How do you solve #x^3-2x>1#?

1 Answer
May 10, 2015

First subtract 1 from both sides to get #x^3-2x-1 > 0#.

Notice that #x = -1# is a solution of #x^3-2x-1=0#, so #(x+1)# is a factor of #x^3-2x-1#. The other factor is #x^2-x-1#.

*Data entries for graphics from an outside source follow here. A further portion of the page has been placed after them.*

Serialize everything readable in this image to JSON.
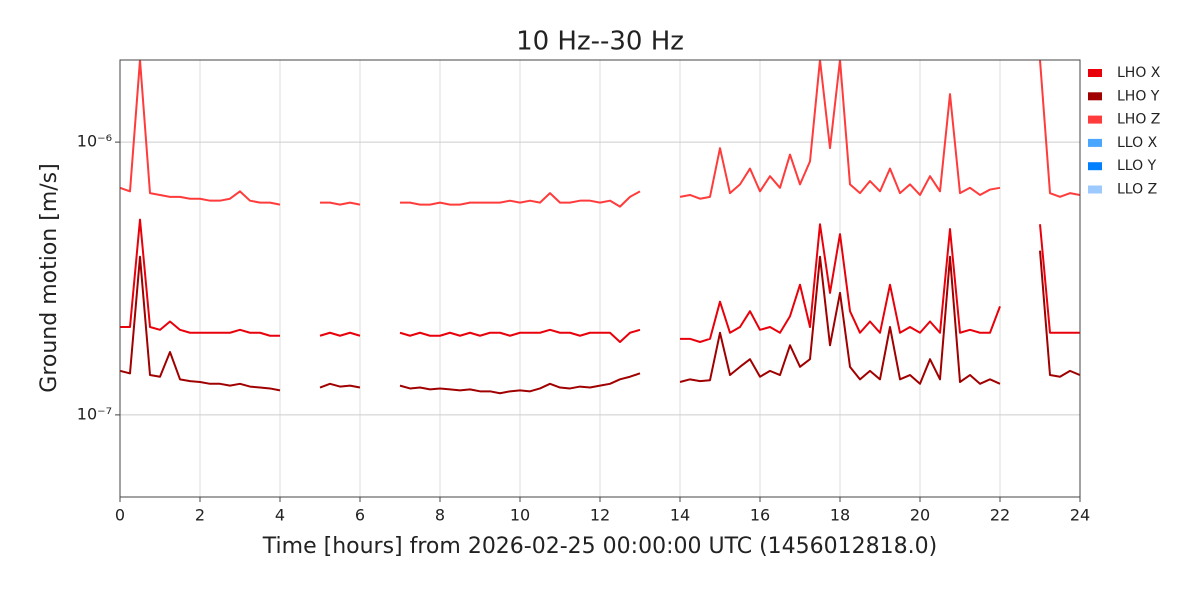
{
  "chart_data": {
    "type": "line",
    "title": "10 Hz--30 Hz",
    "x_label": "Time [hours] from 2026-02-25 00:00:00 UTC (1456012818.0)",
    "y_label": "Ground motion [m/s]",
    "y_scale": "log",
    "grid": true,
    "legend": "right",
    "xlim": [
      0,
      24
    ],
    "xticks": [
      0,
      2,
      4,
      6,
      8,
      10,
      12,
      14,
      16,
      18,
      20,
      22,
      24
    ],
    "ylim": [
      5e-08,
      2e-06
    ],
    "yticks": [
      {
        "value": 1e-07,
        "label": "10⁻⁷"
      },
      {
        "value": 1e-06,
        "label": "10⁻⁶"
      }
    ],
    "x": [
      0,
      0.25,
      0.5,
      0.75,
      1,
      1.25,
      1.5,
      1.75,
      2,
      2.25,
      2.5,
      2.75,
      3,
      3.25,
      3.5,
      3.75,
      4,
      4.25,
      4.5,
      4.75,
      5,
      5.25,
      5.5,
      5.75,
      6,
      6.25,
      6.5,
      6.75,
      7,
      7.25,
      7.5,
      7.75,
      8,
      8.25,
      8.5,
      8.75,
      9,
      9.25,
      9.5,
      9.75,
      10,
      10.25,
      10.5,
      10.75,
      11,
      11.25,
      11.5,
      11.75,
      12,
      12.25,
      12.5,
      12.75,
      13,
      13.25,
      13.5,
      13.75,
      14,
      14.25,
      14.5,
      14.75,
      15,
      15.25,
      15.5,
      15.75,
      16,
      16.25,
      16.5,
      16.75,
      17,
      17.25,
      17.5,
      17.75,
      18,
      18.25,
      18.5,
      18.75,
      19,
      19.25,
      19.5,
      19.75,
      20,
      20.25,
      20.5,
      20.75,
      21,
      21.25,
      21.5,
      21.75,
      22,
      22.25,
      22.5,
      22.75,
      23,
      23.25,
      23.5,
      23.75,
      24
    ],
    "series": [
      {
        "name": "LHO X",
        "color": "#e8000b",
        "values": [
          2.1e-07,
          2.1e-07,
          5.2e-07,
          2.1e-07,
          2.05e-07,
          2.2e-07,
          2.05e-07,
          2e-07,
          2e-07,
          2e-07,
          2e-07,
          2e-07,
          2.05e-07,
          2e-07,
          2e-07,
          1.95e-07,
          1.95e-07,
          null,
          null,
          null,
          1.95e-07,
          2e-07,
          1.95e-07,
          2e-07,
          1.95e-07,
          null,
          null,
          null,
          2e-07,
          1.95e-07,
          2e-07,
          1.95e-07,
          1.95e-07,
          2e-07,
          1.95e-07,
          2e-07,
          1.95e-07,
          2e-07,
          2e-07,
          1.95e-07,
          2e-07,
          2e-07,
          2e-07,
          2.05e-07,
          2e-07,
          2e-07,
          1.95e-07,
          2e-07,
          2e-07,
          2e-07,
          1.85e-07,
          2e-07,
          2.05e-07,
          null,
          null,
          null,
          1.9e-07,
          1.9e-07,
          1.85e-07,
          1.9e-07,
          2.6e-07,
          2e-07,
          2.1e-07,
          2.4e-07,
          2.05e-07,
          2.1e-07,
          2e-07,
          2.3e-07,
          3e-07,
          2.1e-07,
          5e-07,
          2.8e-07,
          4.6e-07,
          2.4e-07,
          2e-07,
          2.2e-07,
          2e-07,
          3e-07,
          2e-07,
          2.1e-07,
          2e-07,
          2.2e-07,
          2e-07,
          4.8e-07,
          2e-07,
          2.05e-07,
          2e-07,
          2e-07,
          2.5e-07,
          null,
          null,
          null,
          5e-07,
          2e-07,
          2e-07,
          2e-07,
          2e-07
        ]
      },
      {
        "name": "LHO Y",
        "color": "#a00000",
        "values": [
          1.45e-07,
          1.42e-07,
          3.8e-07,
          1.4e-07,
          1.38e-07,
          1.7e-07,
          1.35e-07,
          1.33e-07,
          1.32e-07,
          1.3e-07,
          1.3e-07,
          1.28e-07,
          1.3e-07,
          1.27e-07,
          1.26e-07,
          1.25e-07,
          1.23e-07,
          null,
          null,
          null,
          1.26e-07,
          1.3e-07,
          1.27e-07,
          1.28e-07,
          1.26e-07,
          null,
          null,
          null,
          1.28e-07,
          1.25e-07,
          1.26e-07,
          1.24e-07,
          1.25e-07,
          1.24e-07,
          1.23e-07,
          1.24e-07,
          1.22e-07,
          1.22e-07,
          1.2e-07,
          1.22e-07,
          1.23e-07,
          1.22e-07,
          1.25e-07,
          1.3e-07,
          1.26e-07,
          1.25e-07,
          1.27e-07,
          1.26e-07,
          1.28e-07,
          1.3e-07,
          1.35e-07,
          1.38e-07,
          1.42e-07,
          null,
          null,
          null,
          1.32e-07,
          1.35e-07,
          1.33e-07,
          1.34e-07,
          2e-07,
          1.4e-07,
          1.5e-07,
          1.6e-07,
          1.38e-07,
          1.45e-07,
          1.4e-07,
          1.8e-07,
          1.5e-07,
          1.6e-07,
          3.8e-07,
          1.8e-07,
          2.8e-07,
          1.5e-07,
          1.35e-07,
          1.45e-07,
          1.35e-07,
          2.1e-07,
          1.35e-07,
          1.4e-07,
          1.3e-07,
          1.6e-07,
          1.35e-07,
          3.8e-07,
          1.32e-07,
          1.4e-07,
          1.3e-07,
          1.35e-07,
          1.3e-07,
          null,
          null,
          null,
          4e-07,
          1.4e-07,
          1.38e-07,
          1.45e-07,
          1.4e-07
        ]
      },
      {
        "name": "LHO Z",
        "color": "#ff3b3b",
        "values": [
          6.8e-07,
          6.6e-07,
          2e-06,
          6.5e-07,
          6.4e-07,
          6.3e-07,
          6.3e-07,
          6.2e-07,
          6.2e-07,
          6.1e-07,
          6.1e-07,
          6.2e-07,
          6.6e-07,
          6.1e-07,
          6e-07,
          6e-07,
          5.9e-07,
          null,
          null,
          null,
          6e-07,
          6e-07,
          5.9e-07,
          6e-07,
          5.9e-07,
          null,
          null,
          null,
          6e-07,
          6e-07,
          5.9e-07,
          5.9e-07,
          6e-07,
          5.9e-07,
          5.9e-07,
          6e-07,
          6e-07,
          6e-07,
          6e-07,
          6.1e-07,
          6e-07,
          6.1e-07,
          6e-07,
          6.5e-07,
          6e-07,
          6e-07,
          6.1e-07,
          6.1e-07,
          6e-07,
          6.1e-07,
          5.8e-07,
          6.3e-07,
          6.6e-07,
          null,
          null,
          null,
          6.3e-07,
          6.4e-07,
          6.2e-07,
          6.3e-07,
          9.5e-07,
          6.5e-07,
          7e-07,
          8e-07,
          6.6e-07,
          7.5e-07,
          6.8e-07,
          9e-07,
          7e-07,
          8.5e-07,
          2e-06,
          9.5e-07,
          2e-06,
          7e-07,
          6.5e-07,
          7.2e-07,
          6.6e-07,
          8e-07,
          6.5e-07,
          7e-07,
          6.4e-07,
          7.5e-07,
          6.6e-07,
          1.5e-06,
          6.5e-07,
          6.8e-07,
          6.4e-07,
          6.7e-07,
          6.8e-07,
          null,
          null,
          null,
          2e-06,
          6.5e-07,
          6.3e-07,
          6.5e-07,
          6.4e-07
        ]
      },
      {
        "name": "LLO X",
        "color": "#4ba6ff",
        "values": [
          null,
          null,
          null,
          null,
          null,
          null,
          null,
          null,
          null,
          null,
          null,
          null,
          null,
          null,
          null,
          null,
          null,
          null,
          null,
          null,
          null,
          null,
          null,
          null,
          null,
          null,
          null,
          null,
          null,
          null,
          null,
          null,
          null,
          null,
          null,
          null,
          null,
          null,
          null,
          null,
          null,
          null,
          null,
          null,
          null,
          null,
          null,
          null,
          null,
          null,
          null,
          null,
          null,
          null,
          null,
          null,
          null,
          null,
          null,
          null,
          null,
          null,
          null,
          null,
          null,
          null,
          null,
          null,
          null,
          null,
          null,
          null,
          null,
          null,
          null,
          null,
          null,
          null,
          null,
          null,
          null,
          null,
          null,
          null,
          null,
          null,
          null,
          null,
          null,
          null,
          null,
          null,
          null,
          null,
          null,
          null,
          null
        ]
      },
      {
        "name": "LLO Y",
        "color": "#0080ff",
        "values": [
          null,
          null,
          null,
          null,
          null,
          null,
          null,
          null,
          null,
          null,
          null,
          null,
          null,
          null,
          null,
          null,
          null,
          null,
          null,
          null,
          null,
          null,
          null,
          null,
          null,
          null,
          null,
          null,
          null,
          null,
          null,
          null,
          null,
          null,
          null,
          null,
          null,
          null,
          null,
          null,
          null,
          null,
          null,
          null,
          null,
          null,
          null,
          null,
          null,
          null,
          null,
          null,
          null,
          null,
          null,
          null,
          null,
          null,
          null,
          null,
          null,
          null,
          null,
          null,
          null,
          null,
          null,
          null,
          null,
          null,
          null,
          null,
          null,
          null,
          null,
          null,
          null,
          null,
          null,
          null,
          null,
          null,
          null,
          null,
          null,
          null,
          null,
          null,
          null,
          null,
          null,
          null,
          null,
          null,
          null,
          null,
          null
        ]
      },
      {
        "name": "LLO Z",
        "color": "#9ccaff",
        "values": [
          null,
          null,
          null,
          null,
          null,
          null,
          null,
          null,
          null,
          null,
          null,
          null,
          null,
          null,
          null,
          null,
          null,
          null,
          null,
          null,
          null,
          null,
          null,
          null,
          null,
          null,
          null,
          null,
          null,
          null,
          null,
          null,
          null,
          null,
          null,
          null,
          null,
          null,
          null,
          null,
          null,
          null,
          null,
          null,
          null,
          null,
          null,
          null,
          null,
          null,
          null,
          null,
          null,
          null,
          null,
          null,
          null,
          null,
          null,
          null,
          null,
          null,
          null,
          null,
          null,
          null,
          null,
          null,
          null,
          null,
          null,
          null,
          null,
          null,
          null,
          null,
          null,
          null,
          null,
          null,
          null,
          null,
          null,
          null,
          null,
          null,
          null,
          null,
          null,
          null,
          null,
          null,
          null,
          null,
          null,
          null,
          null
        ]
      }
    ]
  }
}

#x^3-2x-1=(x^2-x-1)(x+1)#.

Solve #x^2-x-1=0# using the quadratic formula

#x=(-b+-sqrt(b^2-4ac))/(2a)#

#=(1+-sqrt(1-4*1*(-1)))/(2*1)#

#=(1+-sqrt(5))/2#

So #x^3-2x-1# will cross the #x#-axis at #x = -1#, #x = (1-sqrt(5))/2# and #x=(1+sqrt(5))/2#.

Since the dominant term is #x^3#, the function #x^3-2x-1# will be negative for #x < -1#, positive for #-1 < x < (1-sqrt(5))/2#, negative for #(1-sqrt(5))/2 < x < (1+sqrt(5))/2# and positive for #x > (1+sqrt(5))/2#.

So the solution to the original problem is:

#-1 < x < (1-sqrt(5))/2# or #x > (1+sqrt(5))/2#.